Fast forward from bacteria – individual organisms which are able to extract specific nutrients from a broth to, say, chimpanzee. Who are very picky about food. When there is plenty enough to choose from…
There is a certain commonality between these two very different kind of organisms being able to feed themselves, right? And if we, humans, pretend to be aware of (some of) our our actions… how do we name this ability of our fellow living organisms? Their, our?!?, ability to choose?

Together?

“The greatest consequence of the arising of self-consciousness and self-awareness in the constitution of humanness, is that to the extent that we human beings are self-conscious beings we are aware of what we do, and of the possible consequences of what we do to ourselves and to other human and not human beings. Self-awareness and self-consciousness are manners of relational living that as they are lived constitute a relational grounding for all else that is being lived. The self-conscious person lives his or her living in a manner in which a question such as, “are you aware of what you are doing?” always makes sense. The self-conscious person lives his or her being in self-consciousness as if he or she were distinguishing him or herself as an independent entity, and operates comfortably in that way. Yet, if we seriously want to explain how is it that self-consciousness happens under the circumstances that we cannot distinguish in the experience between what we call perception and illusion, and, therefore, that we cannot make any reference to an independent reality, we cannot but Þnd out that it is not possible to do so if we do not accept that languaging is not a system of symbolic communications about entities assumed to exist independently of our distinguishing them, but it is a manner of living together in a recursive flow of co-ordinations of consensual co-ordinations of doings.”
Humberto Maturana, The origin and conservation of self-consciousness, 2005

According to Maturana, self-consciousness is somebody’s ability to observe themselves ‘in the act’. To observe themselves observing. Ability developed alongside other self-conscious ‘agents’ through the use of language.
“It is not possible to understand the nature of self-consciousness without understanding the operation of human beings as living systems that exist as emotional languaging living systems: self-consciousness is a manner of living.” Op. cit.

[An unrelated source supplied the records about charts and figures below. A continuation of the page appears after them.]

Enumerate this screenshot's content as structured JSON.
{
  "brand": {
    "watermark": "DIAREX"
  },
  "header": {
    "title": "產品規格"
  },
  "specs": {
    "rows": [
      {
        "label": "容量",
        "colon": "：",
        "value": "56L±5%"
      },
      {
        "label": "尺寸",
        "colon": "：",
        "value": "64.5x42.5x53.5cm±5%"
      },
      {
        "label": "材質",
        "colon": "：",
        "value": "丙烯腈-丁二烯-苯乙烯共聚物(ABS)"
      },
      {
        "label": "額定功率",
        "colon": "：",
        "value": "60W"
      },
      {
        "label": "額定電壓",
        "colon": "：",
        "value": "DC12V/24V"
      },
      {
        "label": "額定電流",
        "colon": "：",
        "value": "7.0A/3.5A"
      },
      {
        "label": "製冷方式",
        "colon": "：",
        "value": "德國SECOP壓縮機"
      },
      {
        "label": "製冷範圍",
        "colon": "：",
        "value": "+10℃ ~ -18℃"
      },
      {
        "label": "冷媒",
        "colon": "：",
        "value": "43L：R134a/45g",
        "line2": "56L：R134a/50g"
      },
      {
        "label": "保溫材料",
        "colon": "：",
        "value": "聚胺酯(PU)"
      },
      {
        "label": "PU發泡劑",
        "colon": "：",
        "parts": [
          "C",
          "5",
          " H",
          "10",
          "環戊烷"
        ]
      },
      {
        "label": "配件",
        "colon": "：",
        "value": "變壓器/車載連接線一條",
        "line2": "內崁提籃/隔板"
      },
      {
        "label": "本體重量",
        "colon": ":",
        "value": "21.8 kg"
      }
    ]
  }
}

The way I see it, consciousness – self-awareness in Maturana’s terms – is life 2.0.

Just as there are life as a phenomenon and life as an individual experience, there are also human consciousness – a shared ability – and individual conscience.
Just as there’s no way in which a single living organism might appear ex nihilo – unless some ‘outside agent’ introduces it, there’s no way in which anybody might become aware of their own self by themself.
Life – the phenomenon, once established – opens up a huge field of opportunity. Mere chemicals, entangled, ‘cooperate’ towards maintaining the life of the individual organism inside which they happen to ‘cooperate’. Evolution, the process, makes it possible for new forms of life to appear as the environment is shaped by the formerly living organisms. Or by other naturally occurring phenomena.
Consciousness, our shared ability, opens up the next level of opportunity. The opportunity for each of us, individual self-aware agents, to show/prove our ‘true nature’.

Individually as well as collectively.